Para entrar no curso de graduação em Letras com habilitação em árabe é preciso passar pelo vestibular. Ao final do primeiro ano, o aluno terá a chance de optar pelo idioma, segundo um ranqueamento das notas obtidas nessa fase básica. A graduação é oferecida no turno matutino. Jubran acredita que desta maneira o curso atrai um perfil de aluno com mais tempo para se dedicar às pesquisas.
Para entrar no mestrado e no doutorado em árabe há prova eliminatória de língua estrangeira, depois uma prova escrita de conhecimentos gerais. O processo final é uma banca com apresentação do projeto. Há seleção para bolsas da Coordenação de Aperfeiçoamento de Pessoa de Nível Superior (Capes), mas elas não abrangem o número total de estudantes.
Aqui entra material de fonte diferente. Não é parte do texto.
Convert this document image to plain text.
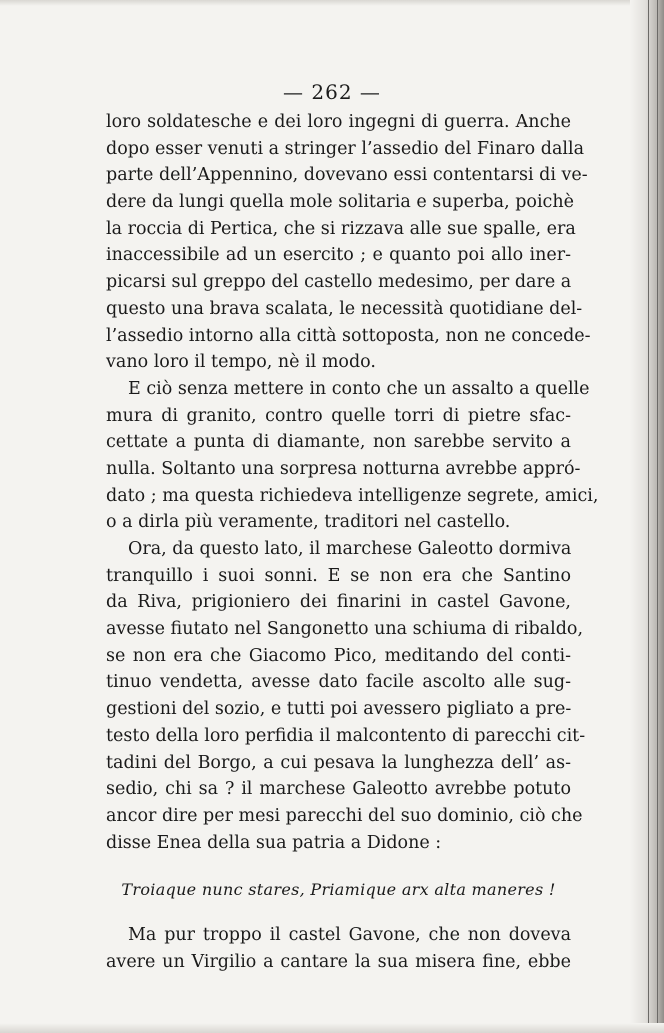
— 262 —
loro soldatesche e dei loro ingegni di guerra. Anche
dopo esser venuti a stringer l’assedio del Finaro dalla
parte dell’Appennino, dovevano essi contentarsi di ve-
dere da lungi quella mole solitaria e superba, poichè
la roccia di Pertica, che si rizzava alle sue spalle, era
inaccessibile ad un esercito ; e quanto poi allo iner-
picarsi sul greppo del castello medesimo, per dare a
questo una brava scalata, le necessità quotidiane del-
l’assedio intorno alla città sottoposta, non ne concede-
vano loro il tempo, nè il modo.
E ciò senza mettere in conto che un assalto a quelle
mura di granito, contro quelle torri di pietre sfac-
cettate a punta di diamante, non sarebbe servito a
nulla. Soltanto una sorpresa notturna avrebbe appró-
dato ; ma questa richiedeva intelligenze segrete, amici,
o a dirla più veramente, traditori nel castello.
Ora, da questo lato, il marchese Galeotto dormiva
tranquillo i suoi sonni. E se non era che Santino
da Riva, prigioniero dei finarini in castel Gavone,
avesse fiutato nel Sangonetto una schiuma di ribaldo,
se non era che Giacomo Pico, meditando del conti-
tinuo vendetta, avesse dato facile ascolto alle sug-
gestioni del sozio, e tutti poi avessero pigliato a pre-
testo della loro perfidia il malcontento di parecchi cit-
tadini del Borgo, a cui pesava la lunghezza dell’ as-
sedio, chi sa ? il marchese Galeotto avrebbe potuto
ancor dire per mesi parecchi del suo dominio, ciò che
disse Enea della sua patria a Didone :
Troiaque nunc stares, Priamique arx alta maneres !
Ma pur troppo il castel Gavone, che non doveva
avere un Virgilio a cantare la sua misera fine, ebbe
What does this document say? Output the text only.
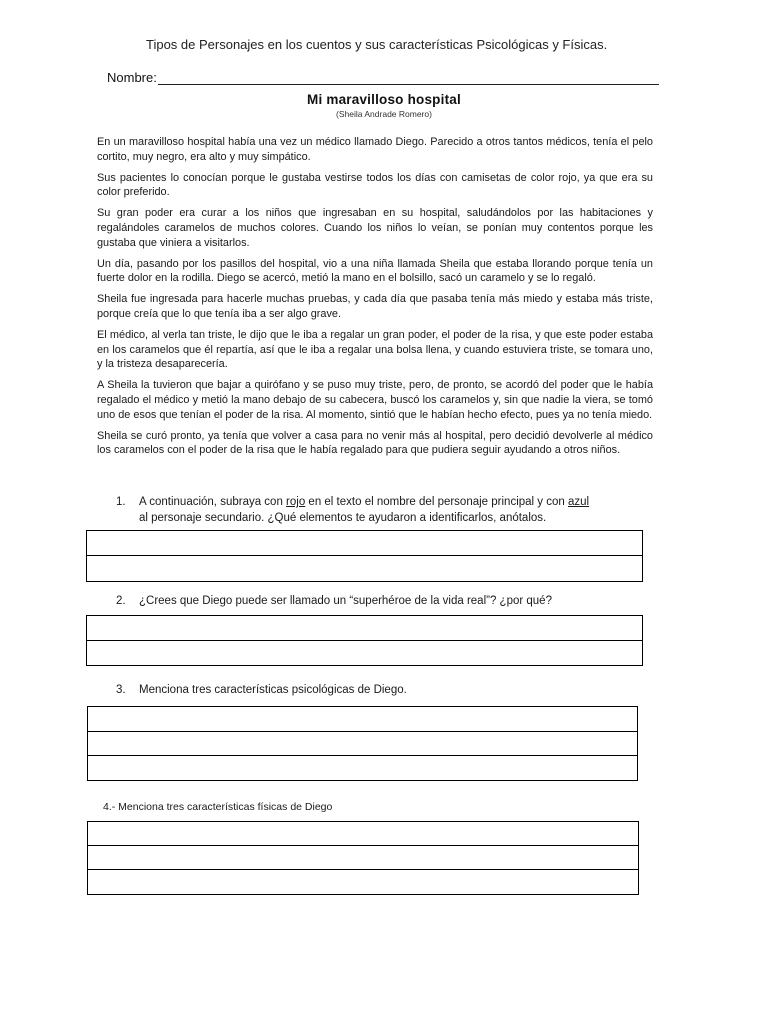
Tipos de Personajes en los cuentos y sus características Psicológicas y Físicas.
Nombre:
Mi maravilloso hospital
(Sheila Andrade Romero)

En un maravilloso hospital había una vez un médico llamado Diego. Parecido a otros tantos médicos, tenía el pelo cortito, muy negro, era alto y muy simpático.

Sus pacientes lo conocían porque le gustaba vestirse todos los días con camisetas de color rojo, ya que era su color preferido.

Su gran poder era curar a los niños que ingresaban en su hospital, saludándolos por las habitaciones y regalándoles caramelos de muchos colores. Cuando los niños lo veían, se ponían muy contentos porque les gustaba que viniera a visitarlos.

Un día, pasando por los pasillos del hospital, vio a una niña llamada Sheila que estaba llorando porque tenía un fuerte dolor en la rodilla. Diego se acercó, metió la mano en el bolsillo, sacó un caramelo y se lo regaló.

Sheila fue ingresada para hacerle muchas pruebas, y cada día que pasaba tenía más miedo y estaba más triste, porque creía que lo que tenía iba a ser algo grave.

El médico, al verla tan triste, le dijo que le iba a regalar un gran poder, el poder de la risa, y que este poder estaba en los caramelos que él repartía, así que le iba a regalar una bolsa llena, y cuando estuviera triste, se tomara uno, y la tristeza desaparecería.

A Sheila la tuvieron que bajar a quirófano y se puso muy triste, pero, de pronto, se acordó del poder que le había regalado el médico y metió la mano debajo de su cabecera, buscó los caramelos y, sin que nadie la viera, se tomó uno de esos que tenían el poder de la risa. Al momento, sintió que le habían hecho efecto, pues ya no tenía miedo.

Sheila se curó pronto, ya tenía que volver a casa para no venir más al hospital, pero decidió devolverle al médico los caramelos con el poder de la risa que le había regalado para que pudiera seguir ayudando a otros niños.

1. A continuación, subraya con rojo en el texto el nombre del personaje principal y con azul
al personaje secundario. ¿Qué elementos te ayudaron a identificarlos, anótalos.
2. ¿Crees que Diego puede ser llamado un “superhéroe de la vida real”? ¿por qué?
3. Menciona tres características psicológicas de Diego.
4.- Menciona tres características físicas de Diego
Os alunos precisam cursar algumas disciplinas na pós, além de realizar a pesquisa.
O programa de pós-graduação se chama Estudos Judaicos e Árabes, mas está tramitando a mudança de nomenclatura para que ele abranja também outras áreas e passe a se chamar Línguas Estrangeiras e Tradução, com a sigla LATRAS. As linhas de pesquisas voltadas para o árabe, porém, seguirão existindo da mesma maneira.
Além dos idiomas ensinados na graduação, o Departamento de Letras Orientais também oferece cursos extracurriculares para a comunidade, de turco, checo, húngaro e hindi.